The idea of it is to look at the voyage in relation to: 1. the Doctrines of Discovery 2. Potential British motivations 3. The mass theft of documents the British made in Manila (ie. what the British secretly knew). 4. The geopolitical context especially with respect to Dutch claims over “New Holland”. 5. The available navigational technology available during different eras. Yes – the same kind of thing that I sometimes blog about, but I want to put it in a book, with some kind of structure (unlike my blog which kind of jumps about all over the place) and focusing on Cook’s first voyage.
This will be unlike any book ever written about Cook’s first voyage. Because I have found details that have been sitting there – right in front of everyone noses in Cook’s journals and charts – that no one seems to have noticed. You know – all those little odd details that seem out of place – like the location of Point Hicks. Most Cook authors just skip over it like it’s nothing. For me – I want a explanation. I think previous authors have been caught up and overly influenced by previous books on Cook – such as Beaglehole’s – that they have failed to step back and see the forest for the trees. Most authors also have so much respect for Cook that they cannot envisage him making mistakes or being outright deceptive. This is kind of ridiculous given the cloak-and-dagger way colonialism functioned in practice. I have taken a different approach by concentrating firstly on the primary sources, on the doctrines of discovery and how they operate in practice by looking at how it worked in other parts of the world, and using satellite imagery to recreate the path of different voyages (not just Cook’s).
I have never written a book before, so I don’t know how long it’s going to take. I know it will be a lot different from a blog where I can just write about random stuff I find when I find it. At the moment, I got an idea of what I want to put in the book, but I am not sure of the structure yet.
I’m tossing up between a non-fiction narrative style (which reads like a novel – a bit more creative, and hopefully entertaining to read with an attempt at character development) or a strait-up chronological run-down of history (not as fun to read, dry, but potentially more comprehensive and closer to the truth). I’ve already put together outlines for both styles and have started to fill them out. I think a narrative style book will be a real page turner if I can successfully pull it off… But I’m kind of a stickler for including all the minutia I have found that support my hypothesis. A lot of that minutia will have to be tossed in a narrative style because it will bog down the flow of the story.

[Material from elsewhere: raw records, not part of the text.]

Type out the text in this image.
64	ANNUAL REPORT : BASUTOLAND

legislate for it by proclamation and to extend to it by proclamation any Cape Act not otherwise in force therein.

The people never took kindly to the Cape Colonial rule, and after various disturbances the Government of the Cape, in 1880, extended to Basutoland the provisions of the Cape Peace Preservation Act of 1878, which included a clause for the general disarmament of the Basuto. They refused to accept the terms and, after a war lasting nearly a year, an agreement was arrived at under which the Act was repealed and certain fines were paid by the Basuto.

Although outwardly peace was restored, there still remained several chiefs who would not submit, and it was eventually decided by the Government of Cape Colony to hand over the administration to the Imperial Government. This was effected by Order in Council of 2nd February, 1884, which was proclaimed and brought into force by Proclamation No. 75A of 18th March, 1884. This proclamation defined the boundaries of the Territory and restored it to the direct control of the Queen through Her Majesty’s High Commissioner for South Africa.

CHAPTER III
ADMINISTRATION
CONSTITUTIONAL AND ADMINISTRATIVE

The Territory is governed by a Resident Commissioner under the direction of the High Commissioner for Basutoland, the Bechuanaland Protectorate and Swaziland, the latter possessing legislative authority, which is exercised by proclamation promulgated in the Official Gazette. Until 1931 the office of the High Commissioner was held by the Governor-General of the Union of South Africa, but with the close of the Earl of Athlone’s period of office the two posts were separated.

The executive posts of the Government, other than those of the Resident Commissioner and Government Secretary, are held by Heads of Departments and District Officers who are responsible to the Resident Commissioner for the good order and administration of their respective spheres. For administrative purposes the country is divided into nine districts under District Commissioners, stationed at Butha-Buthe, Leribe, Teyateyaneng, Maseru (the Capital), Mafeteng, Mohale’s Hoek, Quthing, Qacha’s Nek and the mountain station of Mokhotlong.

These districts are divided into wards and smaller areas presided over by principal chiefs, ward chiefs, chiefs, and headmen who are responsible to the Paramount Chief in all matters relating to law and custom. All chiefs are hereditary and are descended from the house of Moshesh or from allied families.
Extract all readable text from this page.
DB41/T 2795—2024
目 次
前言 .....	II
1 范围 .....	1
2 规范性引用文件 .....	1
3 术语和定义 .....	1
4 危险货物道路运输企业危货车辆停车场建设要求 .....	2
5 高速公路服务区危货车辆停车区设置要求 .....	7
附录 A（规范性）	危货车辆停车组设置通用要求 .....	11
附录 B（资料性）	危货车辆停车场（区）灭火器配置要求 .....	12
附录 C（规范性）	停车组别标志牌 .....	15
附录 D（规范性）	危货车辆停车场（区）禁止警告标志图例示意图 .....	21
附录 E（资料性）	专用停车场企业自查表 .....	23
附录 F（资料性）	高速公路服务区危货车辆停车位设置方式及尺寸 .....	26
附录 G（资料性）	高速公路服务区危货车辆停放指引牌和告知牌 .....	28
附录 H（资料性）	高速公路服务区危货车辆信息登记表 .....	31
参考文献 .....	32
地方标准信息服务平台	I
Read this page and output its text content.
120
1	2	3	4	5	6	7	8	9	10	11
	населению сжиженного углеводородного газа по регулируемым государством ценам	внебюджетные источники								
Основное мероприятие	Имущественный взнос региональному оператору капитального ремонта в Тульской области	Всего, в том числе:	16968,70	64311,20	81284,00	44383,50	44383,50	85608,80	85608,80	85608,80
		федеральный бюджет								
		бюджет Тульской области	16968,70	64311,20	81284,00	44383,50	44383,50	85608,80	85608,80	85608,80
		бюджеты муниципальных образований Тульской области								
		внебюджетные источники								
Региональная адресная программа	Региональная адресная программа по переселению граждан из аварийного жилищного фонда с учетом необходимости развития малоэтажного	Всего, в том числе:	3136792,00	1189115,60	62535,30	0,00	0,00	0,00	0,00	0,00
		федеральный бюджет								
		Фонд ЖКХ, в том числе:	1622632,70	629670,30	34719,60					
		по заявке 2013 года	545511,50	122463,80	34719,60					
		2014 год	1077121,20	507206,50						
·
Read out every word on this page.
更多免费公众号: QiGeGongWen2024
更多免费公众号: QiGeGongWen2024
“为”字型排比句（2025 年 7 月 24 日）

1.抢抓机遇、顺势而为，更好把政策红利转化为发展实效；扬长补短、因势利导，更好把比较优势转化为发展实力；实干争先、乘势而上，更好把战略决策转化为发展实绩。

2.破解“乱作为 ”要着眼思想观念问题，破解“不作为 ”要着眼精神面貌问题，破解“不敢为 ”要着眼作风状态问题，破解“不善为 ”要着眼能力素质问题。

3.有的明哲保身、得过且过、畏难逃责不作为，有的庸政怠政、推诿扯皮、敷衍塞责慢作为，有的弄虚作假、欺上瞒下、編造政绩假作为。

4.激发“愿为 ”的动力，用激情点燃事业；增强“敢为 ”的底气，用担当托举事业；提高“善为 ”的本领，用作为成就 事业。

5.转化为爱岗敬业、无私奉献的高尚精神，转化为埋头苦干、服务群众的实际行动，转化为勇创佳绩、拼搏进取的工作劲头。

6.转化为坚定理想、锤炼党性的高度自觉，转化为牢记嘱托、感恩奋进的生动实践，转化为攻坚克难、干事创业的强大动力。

The really important thing about this book – and why I want to write it – is that I think there is currently an attempt to rewrite Australian history but in a very misleading way. Under this new history, Aboriginal people were never colonised. Aboriginal people were simply people of an earlier wave of settlement. It may be that they were not even the first wave – if the ridiculous “pygmy hypothesis” gets picked into the mainstream narrative (I think this may happen – given enough time). The new history narrative is simply false. By examining Cook’s voyage in the way I will in this book will prove that we were colonised, how we were colonised (because it happened a bit differently than in other parts of the world) and that we are under colonial occupation to this day. This book will be a preemptive strike against the new history narrative. From a practical political standpoint, right now it doesn’t even matter if we are not the first people (we are!)… what matters is we are under colonial occupation and that entails special rights for self determination under a decolonial context.
So maybe I will not blog as much now as I focus on the book. But during my research I am still finding new surprising things which I can’t help but share…. in that case I might still drop a blog post here and there.